顾风眠几乎是隔几秒钟就看一眼手机,她等的人还没来,一想到等会儿的场景她就心里发虚。
恐惧的同时又无比地纠结。
捏着手机的手指骨节泛白,额头布了一层薄汗。
身后有个拿着空碗的流浪汉不小心碰到了她的胳膊,顾风眠差点魂都吓出来了,连忙往旁边躲离得远远的。
她拿出手机刚想拨电话,很快一辆黑色的车子停在她面前。
顾风眠捡起手机,在见到来人时松了一口气,她小跑着上去,那眼神感觉快要哭了出来,她抓着男人的手臂,低声说:“雁声哥,要不咱们跑吧。”
江雁声关上车门,低头瞥了眼臂弯,不动声色地将手抽出来,慢声道:“你想到哪里去了,不至于这么严重。”
“可是等会儿我们要是输了,你……”接下来的话顾风眠不敢说下去。
江雁声回头看了她一眼,安抚地回了一个微笑,“放心,我会让你安心在临川上学的。”
顾风眠鼻子一酸,眼眶一热,她咬了下下嘴唇,跟上江雁声的脚步。
两个保镖似的魁梧男人领着他们一路上了二楼,顺便确保他们没带其他的人,踩上木质楼梯,穿过光线昏暗的走廊,脚下铺着一层厚厚的波斯风格地毯,走起路来没有任何声音。
一路拐了两个弯,到了一个包间门口,有人将他们的通讯设备收了。
两个彪形大汉站在门口,顾风眠两步跟上去默默地抓住江雁声的衣服。
进去里面,映入眼帘是一张赌桌,上面放着扑克,堆着筹码,正对着门这边坐着一男一女。
他们身后,站着几个保镖。
包间很大,除了中间光线充足,四周都灯光黯淡。
房间格局不复杂,赌桌东北方向放着一扇屏风,后面应该置了一套供人休息的沙发,光线隐约,看不真切。
大门“嘭”地一声自身后关上,顾风眠吓得抖了一下身体,原本抓着江雁声手臂的手伸进了他的臂弯,改为挽着他。

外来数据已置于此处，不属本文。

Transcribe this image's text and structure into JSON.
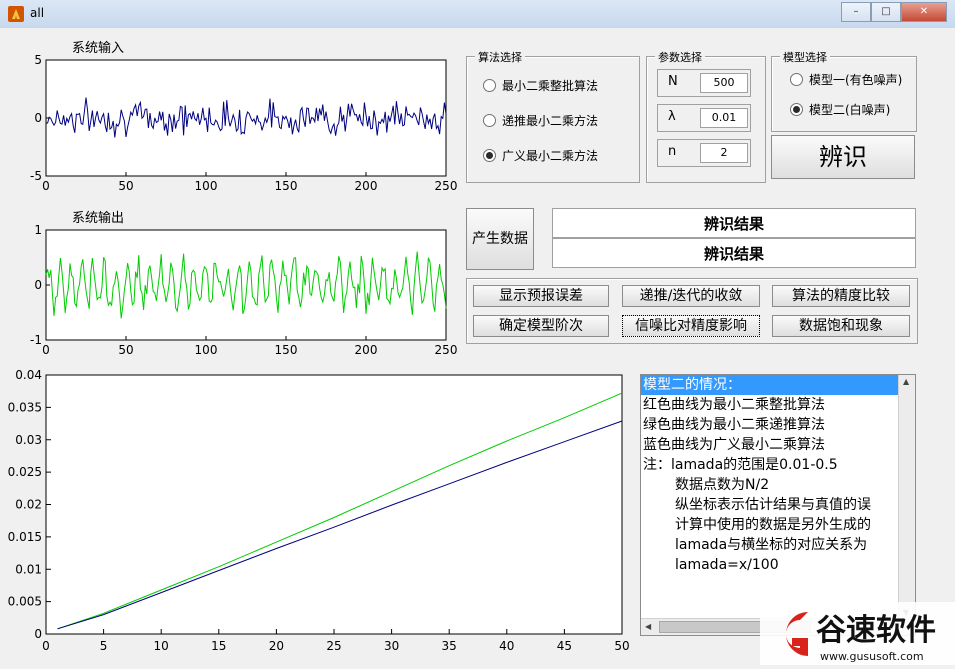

cici撑着手肘身子妖娆地靠着赌桌坐着,眼神从江雁声那张脸上扫过,最终停留在顾风眠身上,她忽地一笑,语气看似悠然实则带着一些咬牙切齿:“顾小姐,你们迟到了。”
顾风眠朝她看去,抓着江雁声的手有些发抖。
坐她旁边的金主挑起顾风眠的下巴问她:“迟到一分钟,等会儿多砍一根手指,怎么样?”
cici朝他们看过去,目光在江雁声那张脸跟他臂弯里那只女人的手来回扫视,涂着脂粉的大红唇勾出笑容,压下眼皮余光朝屏风的位置睇了下。
cici示意保镖拉开对面的两张座椅,看着他们:“请吧。”
江雁声一坐下眉头就几不可闻地皱起,虽然不愿意承认,但那股似有若无的香气很熟悉。
男子不动声色地扫过侧边那扇厚重的中式屏风,身旁,顾风眠在桌子底下绞紧手指,转头小声地看着他:“雁声哥,他们准备发牌了。”

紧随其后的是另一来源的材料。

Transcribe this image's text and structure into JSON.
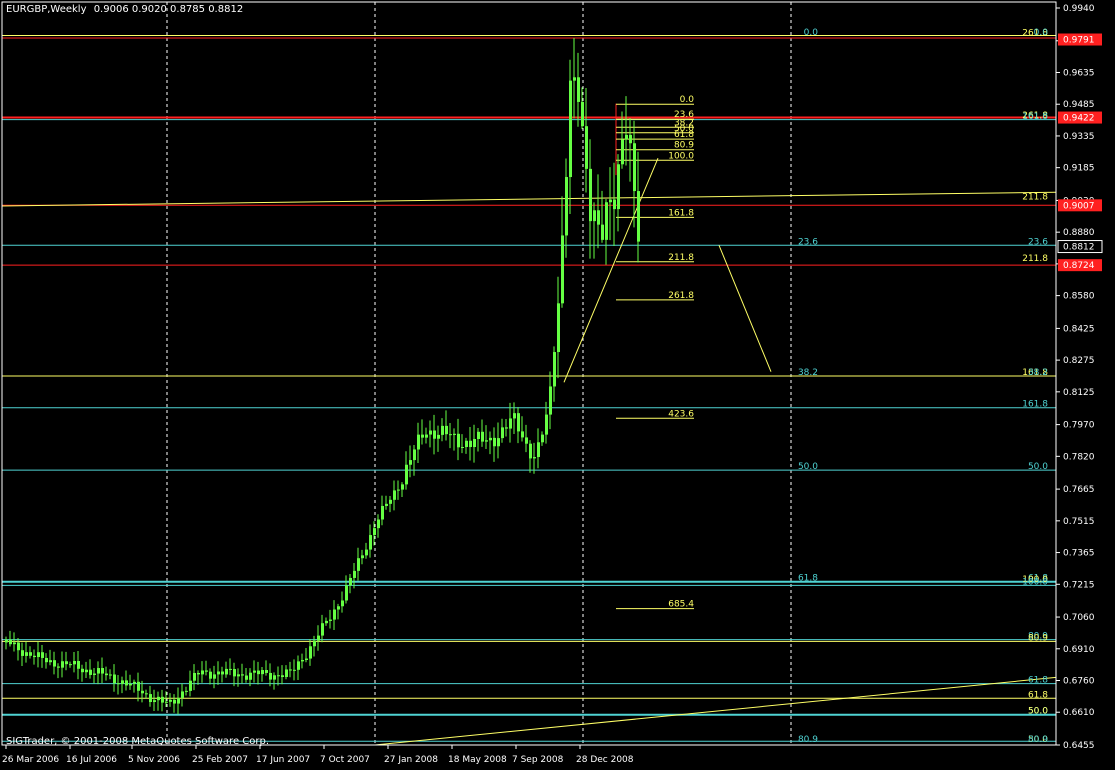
{
  "header": {
    "symbol_timeframe": "EURGBP,Weekly",
    "ohlc": "0.9006 0.9020 0.8785 0.8812"
  },
  "copyright": "SIGTrader, © 2001-2008 MetaQuotes Software Corp.",
  "colors": {
    "background": "#000000",
    "frame": "#ffffff",
    "candle": "#66ff44",
    "fib_yellow": "#ffff66",
    "fib_cyan": "#4fd3d3",
    "level_red": "#ff2020",
    "price_box_red": "#ff2020",
    "price_box_white": "#000000"
  },
  "chart_data": {
    "type": "candlestick",
    "y_axis_ticks": [
      "0.9940",
      "0.9785",
      "0.9635",
      "0.9485",
      "0.9335",
      "0.9185",
      "0.9030",
      "0.8880",
      "0.8730",
      "0.8580",
      "0.8425",
      "0.8275",
      "0.8125",
      "0.7970",
      "0.7820",
      "0.7665",
      "0.7515",
      "0.7365",
      "0.7215",
      "0.7060",
      "0.6910",
      "0.6760",
      "0.6610",
      "0.6455"
    ],
    "x_axis_ticks": [
      "26 Mar 2006",
      "16 Jul 2006",
      "5 Nov 2006",
      "25 Feb 2007",
      "17 Jun 2007",
      "7 Oct 2007",
      "27 Jan 2008",
      "18 May 2008",
      "7 Sep 2008",
      "28 Dec 2008"
    ],
    "ylim": [
      0.6455,
      0.994
    ],
    "current_price": "0.8812",
    "price_labels_red": [
      "0.9791",
      "0.9422",
      "0.9007",
      "0.8724"
    ],
    "fib_levels_right": [
      {
        "label": "261.8",
        "value": 0.9805,
        "color": "yellow"
      },
      {
        "label": "0.0",
        "value": 0.9808,
        "color": "cyan"
      },
      {
        "label": "261.8",
        "value": 0.9416,
        "color": "yellow"
      },
      {
        "label": "161.8",
        "value": 0.941,
        "color": "cyan"
      },
      {
        "label": "211.8",
        "value": 0.903,
        "color": "yellow"
      },
      {
        "label": "23.6",
        "value": 0.8818,
        "color": "cyan"
      },
      {
        "label": "211.8",
        "value": 0.874,
        "color": "yellow"
      },
      {
        "label": "161.8",
        "value": 0.82,
        "color": "yellow"
      },
      {
        "label": "38.2",
        "value": 0.82,
        "color": "cyan"
      },
      {
        "label": "161.8",
        "value": 0.805,
        "color": "cyan"
      },
      {
        "label": "50.0",
        "value": 0.7755,
        "color": "cyan"
      },
      {
        "label": "61.8",
        "value": 0.7227,
        "color": "cyan"
      },
      {
        "label": "100.0",
        "value": 0.722,
        "color": "yellow"
      },
      {
        "label": "100.0",
        "value": 0.721,
        "color": "cyan"
      },
      {
        "label": "80.9",
        "value": 0.6953,
        "color": "cyan"
      },
      {
        "label": "80.9",
        "value": 0.6945,
        "color": "yellow"
      },
      {
        "label": "61.8",
        "value": 0.6745,
        "color": "cyan"
      },
      {
        "label": "61.8",
        "value": 0.6676,
        "color": "yellow"
      },
      {
        "label": "50.0",
        "value": 0.66,
        "color": "cyan"
      },
      {
        "label": "50.0",
        "value": 0.66,
        "color": "yellow"
      },
      {
        "label": "50.0",
        "value": 0.6465,
        "color": "yellow"
      },
      {
        "label": "80.9",
        "value": 0.6465,
        "color": "cyan"
      }
    ],
    "fib_labels_center": [
      {
        "label": "0.0",
        "value": 0.9808
      },
      {
        "label": "23.6",
        "value": 0.8818
      },
      {
        "label": "38.2",
        "value": 0.82
      },
      {
        "label": "50.0",
        "value": 0.7755
      },
      {
        "label": "61.8",
        "value": 0.7227
      },
      {
        "label": "80.9",
        "value": 0.6465
      }
    ],
    "fib_labels_local": [
      {
        "label": "0.0",
        "value": 0.9485
      },
      {
        "label": "23.6",
        "value": 0.9414
      },
      {
        "label": "38.2",
        "value": 0.9376
      },
      {
        "label": "50.0",
        "value": 0.935
      },
      {
        "label": "61.8",
        "value": 0.932
      },
      {
        "label": "80.9",
        "value": 0.927
      },
      {
        "label": "100.0",
        "value": 0.922
      },
      {
        "label": "161.8",
        "value": 0.895
      },
      {
        "label": "211.8",
        "value": 0.874
      },
      {
        "label": "261.8",
        "value": 0.856
      },
      {
        "label": "423.6",
        "value": 0.8
      },
      {
        "label": "685.4",
        "value": 0.71
      }
    ]
  }
}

他收回目光,喉结滚动,而后目光直勾勾地看向cici。
cici和他对视上,不过一秒钟,她主动挪开目光,说:“你要想救顾小姐,规则很简单,你们赢了就相安无事。否则,顾小姐今晚必须留下一截手指。”
“输了也算我的。”江雁声开口。
cici嗤地一声笑出来,就差没鼓掌了:“你们还真是伉俪情深,上赶着变残疾呢。”
他没含糊,启唇冷声道:“开始吧。”
庄荷往桌上扔了骰子,那四四方方的东西绕着滚了一圈,顾风眠眼睁睁地盯着,又时不时转头去看江雁声,手心慢慢攥出了汗。
第一局在cici勾起的嘴角笑容中结束,他们输了。
顾风眠将嘴唇咬出牙印,鼻尖上一层透明的薄汗,她朝江雁声那边靠,两人距离很近,外人看起来像是在咬耳朵,她小声地说:“雁声哥,对不起,等会儿要是有什么事,你别管我了。”

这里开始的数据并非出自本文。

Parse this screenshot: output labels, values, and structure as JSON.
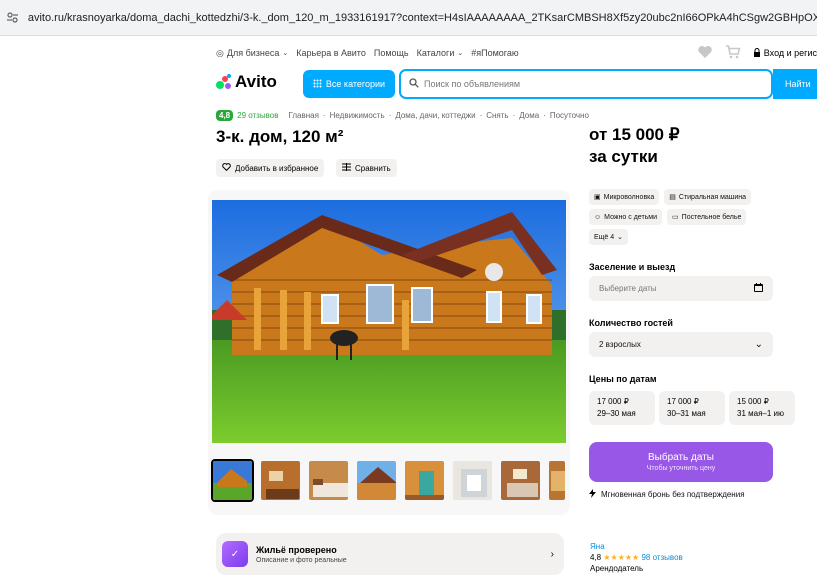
{
  "browser": {
    "url": "avito.ru/krasnoyarka/doma_dachi_kottedzhi/3-k._dom_120_m_1933161917?context=H4sIAAAAAAAA_2TKsarCMBSH8Xf5zy20ubc2nI66OPkA4hCSgw2GBHpOXErfXSqCg-vv-xz90So0E"
  },
  "topnav": {
    "business": "Для бизнеса",
    "career": "Карьера в Авито",
    "help": "Помощь",
    "catalogs": "Каталоги",
    "tag": "#яПомогаю",
    "login": "Вход и регис"
  },
  "header": {
    "logo": "Avito",
    "categories": "Все категории",
    "search_placeholder": "Поиск по объявлениям",
    "find": "Найти"
  },
  "breadcrumbs": {
    "rating": "4,8",
    "reviews": "29 отзывов",
    "items": [
      "Главная",
      "Недвижимость",
      "Дома, дачи, коттеджи",
      "Снять",
      "Дома",
      "Посуточно"
    ]
  },
  "listing": {
    "title": "3-к. дом, 120 м²",
    "favorite": "Добавить в избранное",
    "compare": "Сравнить",
    "price_line1": "от 15 000 ₽",
    "price_line2": "за сутки"
  },
  "amenities": [
    "Микроволновка",
    "Стиральная машина",
    "Можно с детьми",
    "Постельное белье",
    "Ещё 4"
  ],
  "booking": {
    "dates_label": "Заселение и выезд",
    "dates_placeholder": "Выберите даты",
    "guests_label": "Количество гостей",
    "guests_value": "2 взрослых",
    "prices_label": "Цены по датам",
    "price_cards": [
      {
        "price": "17 000 ₽",
        "dates": "29–30 мая"
      },
      {
        "price": "17 000 ₽",
        "dates": "30–31 мая"
      },
      {
        "price": "15 000 ₽",
        "dates": "31 мая–1 ию"
      }
    ],
    "select_dates": "Выбрать даты",
    "select_hint": "Чтобы уточнить цену",
    "instant": "Мгновенная бронь без подтверждения"
  },
  "verified": {
    "title": "Жильё проверено",
    "subtitle": "Описание и фото реальные"
  },
  "host": {
    "name": "Яна",
    "rating": "4,8",
    "stars": "★★★★★",
    "reviews": "98 отзывов",
    "role": "Арендодатель"
  },
  "colors": {
    "accent": "#00aaff",
    "green": "#2ba63b",
    "purple": "#9957e8"
  }
}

明亮灯光下,男子绷紧下颌,神情淡漠但动作颇温柔,他拍拍身侧女人的肩膀,薄唇翕动:“别分心。”
对面,cici脸上挂着玩味的笑。
庄荷洗牌完毕,开始发第二轮。
赛点局,所有人都紧紧盯着,顾风眠比江雁声还要紧张许多。
她毫无疑问地相信他们要是真的输了,旁边那群男人是真的会砍了她的手指亦或是江雁声的。
事情得从一个月前说起。
她当时在另一家酒吧兼职,那晚她弄脏了cici的裙子,cici当场给了她一巴掌,那晚cici遇到一个变态金主,对方那些玩法饶是cici也承受不住。
后来也是江雁声赶过来替她摆平的。
他具体用了什么方法顾风眠不知道,只听说cici那晚被折磨得很惨。
cici出身不太好,但命还挺好,混迹风尘还能勾搭上大学里著名的音乐才子,那小子后来不知道是怎么知道了是江雁声对她下的手,听说后来他还顺藤摸瓜找人收拾了江雁声。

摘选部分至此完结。